Don’t demonise internet

The following letters were published in today’s Australian under the heading ‘Don’t demonise the internet.

WHILE it’s understandable that the bereaved parents will look for someone or something to blame when their daughter kills herself (“Chanelle, 14, joins college’s tragic suicide toll”, 22/7), the truth is that the vast majority of young people who take their own lives have depression, usually unrecognised and undiagnosed. Youthbeyondblue strives to make people understand that depression is an illness. Chemicals in the brain, which regulate how one thinks, feels and behaves, get out of balance. No amount of love and caring or effort to build up the self-esteem of someone suffering from depression can alter their misperception that their situation is hopeless.

Demonising the internet is unwise; teaching young people how to use it safely and what to do when cyber-bullied is preferable.

Dr Michael Carr-Gregg
(Adolescent psychologist)
Balwyn, Vic

FOR far too many years the issue of cyber-bullying of and by young people has been placed on the merry-go-round of “it’s not my problem”. Schools have used the excuse that because it happened out of school hours, it’s not their problem. Police have said it’s not their problem, so parents have returned to the schools demanding that they deal with it to be sent away again.

Whilst the actual bullying comments may have been posted out of school hours, when cyber-bullying is between students in the same school, it does become a school problem. Schools have to deal with the fallout and are confronted with fractured friendships and the breakdown of the social cohesion of the class group involved. Invariably kids will take sides, and much of what occurs online is continued in the playground.
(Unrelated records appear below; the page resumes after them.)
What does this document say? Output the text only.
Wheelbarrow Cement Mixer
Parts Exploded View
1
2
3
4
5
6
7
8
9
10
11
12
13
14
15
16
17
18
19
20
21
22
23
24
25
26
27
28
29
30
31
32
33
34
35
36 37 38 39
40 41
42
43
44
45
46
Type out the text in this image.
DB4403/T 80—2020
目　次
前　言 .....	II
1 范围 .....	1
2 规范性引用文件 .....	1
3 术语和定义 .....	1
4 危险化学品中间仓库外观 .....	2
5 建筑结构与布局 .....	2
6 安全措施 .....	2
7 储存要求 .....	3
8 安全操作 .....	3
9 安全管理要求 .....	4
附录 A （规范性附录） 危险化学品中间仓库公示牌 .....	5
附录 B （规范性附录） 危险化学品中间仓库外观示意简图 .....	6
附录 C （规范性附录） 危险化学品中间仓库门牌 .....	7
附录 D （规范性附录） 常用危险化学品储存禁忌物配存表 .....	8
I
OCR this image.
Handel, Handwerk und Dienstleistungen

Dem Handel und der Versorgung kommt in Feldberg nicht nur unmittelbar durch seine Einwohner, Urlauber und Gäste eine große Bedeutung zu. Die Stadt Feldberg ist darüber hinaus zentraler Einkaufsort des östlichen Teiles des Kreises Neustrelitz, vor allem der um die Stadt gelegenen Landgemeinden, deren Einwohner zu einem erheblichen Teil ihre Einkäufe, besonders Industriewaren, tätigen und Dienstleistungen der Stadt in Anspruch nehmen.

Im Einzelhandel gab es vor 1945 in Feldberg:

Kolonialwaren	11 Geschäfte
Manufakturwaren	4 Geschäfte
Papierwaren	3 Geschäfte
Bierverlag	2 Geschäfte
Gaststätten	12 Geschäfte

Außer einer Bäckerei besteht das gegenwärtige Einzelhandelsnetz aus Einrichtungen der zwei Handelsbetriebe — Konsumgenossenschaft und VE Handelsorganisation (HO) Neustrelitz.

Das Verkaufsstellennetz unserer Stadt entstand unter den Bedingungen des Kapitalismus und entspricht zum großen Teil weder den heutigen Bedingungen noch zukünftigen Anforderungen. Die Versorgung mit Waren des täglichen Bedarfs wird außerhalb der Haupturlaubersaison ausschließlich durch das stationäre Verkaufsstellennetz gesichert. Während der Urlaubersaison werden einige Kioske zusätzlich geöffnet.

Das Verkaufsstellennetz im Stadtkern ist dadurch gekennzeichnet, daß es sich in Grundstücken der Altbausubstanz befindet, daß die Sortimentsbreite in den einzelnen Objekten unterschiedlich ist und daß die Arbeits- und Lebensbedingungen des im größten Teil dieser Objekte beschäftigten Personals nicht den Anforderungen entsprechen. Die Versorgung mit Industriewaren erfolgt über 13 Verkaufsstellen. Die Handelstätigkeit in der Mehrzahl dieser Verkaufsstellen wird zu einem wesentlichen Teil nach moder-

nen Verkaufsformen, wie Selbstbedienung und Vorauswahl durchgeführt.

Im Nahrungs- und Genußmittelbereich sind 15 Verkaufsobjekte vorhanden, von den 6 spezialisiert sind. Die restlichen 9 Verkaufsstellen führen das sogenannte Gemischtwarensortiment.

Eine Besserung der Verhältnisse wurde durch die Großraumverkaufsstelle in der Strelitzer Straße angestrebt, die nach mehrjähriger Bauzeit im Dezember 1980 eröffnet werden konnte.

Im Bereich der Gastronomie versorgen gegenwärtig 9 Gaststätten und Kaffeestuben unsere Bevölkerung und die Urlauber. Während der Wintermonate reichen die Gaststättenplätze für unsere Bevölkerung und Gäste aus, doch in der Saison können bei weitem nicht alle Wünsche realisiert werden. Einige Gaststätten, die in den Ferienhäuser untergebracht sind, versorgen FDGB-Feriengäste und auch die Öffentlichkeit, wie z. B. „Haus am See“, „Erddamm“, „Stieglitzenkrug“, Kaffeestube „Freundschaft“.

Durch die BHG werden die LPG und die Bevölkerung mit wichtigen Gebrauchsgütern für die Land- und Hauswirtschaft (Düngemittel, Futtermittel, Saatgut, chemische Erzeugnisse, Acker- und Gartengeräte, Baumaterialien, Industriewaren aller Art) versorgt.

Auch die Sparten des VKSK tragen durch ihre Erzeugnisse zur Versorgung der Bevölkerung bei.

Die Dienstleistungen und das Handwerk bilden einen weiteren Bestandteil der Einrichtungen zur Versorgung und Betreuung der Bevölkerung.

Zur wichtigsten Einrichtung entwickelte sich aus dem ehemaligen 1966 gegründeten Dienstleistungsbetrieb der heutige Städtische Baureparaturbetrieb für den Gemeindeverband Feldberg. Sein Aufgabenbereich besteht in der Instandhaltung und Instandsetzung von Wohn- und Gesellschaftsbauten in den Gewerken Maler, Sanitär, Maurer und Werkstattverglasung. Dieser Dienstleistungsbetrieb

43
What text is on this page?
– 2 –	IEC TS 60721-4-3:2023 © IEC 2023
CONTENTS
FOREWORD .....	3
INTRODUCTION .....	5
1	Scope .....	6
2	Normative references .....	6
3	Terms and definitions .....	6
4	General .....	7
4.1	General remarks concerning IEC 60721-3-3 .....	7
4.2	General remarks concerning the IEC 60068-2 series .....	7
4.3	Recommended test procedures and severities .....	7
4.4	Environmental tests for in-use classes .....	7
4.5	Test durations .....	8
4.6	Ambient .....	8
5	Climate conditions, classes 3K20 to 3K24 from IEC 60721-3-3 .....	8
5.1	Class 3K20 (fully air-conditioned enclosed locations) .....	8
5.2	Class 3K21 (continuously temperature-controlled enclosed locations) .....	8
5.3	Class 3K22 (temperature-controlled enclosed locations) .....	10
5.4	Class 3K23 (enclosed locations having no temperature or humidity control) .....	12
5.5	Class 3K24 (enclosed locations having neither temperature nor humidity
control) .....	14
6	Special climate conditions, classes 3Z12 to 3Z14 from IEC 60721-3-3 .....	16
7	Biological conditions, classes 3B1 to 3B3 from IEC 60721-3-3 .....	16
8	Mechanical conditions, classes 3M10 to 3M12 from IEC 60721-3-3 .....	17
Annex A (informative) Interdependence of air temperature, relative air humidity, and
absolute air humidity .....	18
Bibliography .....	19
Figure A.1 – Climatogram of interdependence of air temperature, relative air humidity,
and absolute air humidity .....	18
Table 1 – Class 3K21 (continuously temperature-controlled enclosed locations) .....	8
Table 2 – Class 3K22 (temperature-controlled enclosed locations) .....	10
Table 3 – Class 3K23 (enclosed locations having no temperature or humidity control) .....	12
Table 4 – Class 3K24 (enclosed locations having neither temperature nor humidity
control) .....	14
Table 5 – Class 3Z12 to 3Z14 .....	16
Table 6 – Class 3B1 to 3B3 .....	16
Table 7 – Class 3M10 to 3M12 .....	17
International research and evidence of best practice tell us that cyber-bullying is a whole-of-community problem and one that must be addressed with the coordination and cooperation of a range of professionals. Schools must do more than just have a policy that says don’t do it. Teachers must be given the training to understand these issues and deal with them promptly and confidently. Parents must embrace cyberspace and feel confident in their ability to set boundaries and rules and to instil in their children a sense of respect and responsibility for both themselves and others when online.

Finally, and most importantly, kids need to be taught about cyberspace and it must start early. The how, what, when and why. Kids have the technical skills but no understanding of the reality of cyberspace.

Susan McLean
(Susan McLean is a former Victoria Police officer who specialised in cyber-bullying and young people)
East Doncaster, Vic

One thought on “Don’t demonise internet

  1. An edifying post. When we demonise the internet, or anything/anyone else, we are shirking responsibility by pointing an oversized finger at something which we should be trying to understand and control. We may not like it, but new technologies are changing the way people interact. If we really care about what happens to young people on social networking sites such as Facebook, we should jump in and see these things from the inside. As educators it is our responsibility to teach our students the skills they need for their future, and if we turn away from these things, we are contributing to the problem. Knowledge is the only way we will be able to deal with problems which arise from online participation. We should take care not to glean our information from the media only, but practise what we preach to our students – be discerning, check our sources, understand the whole picture.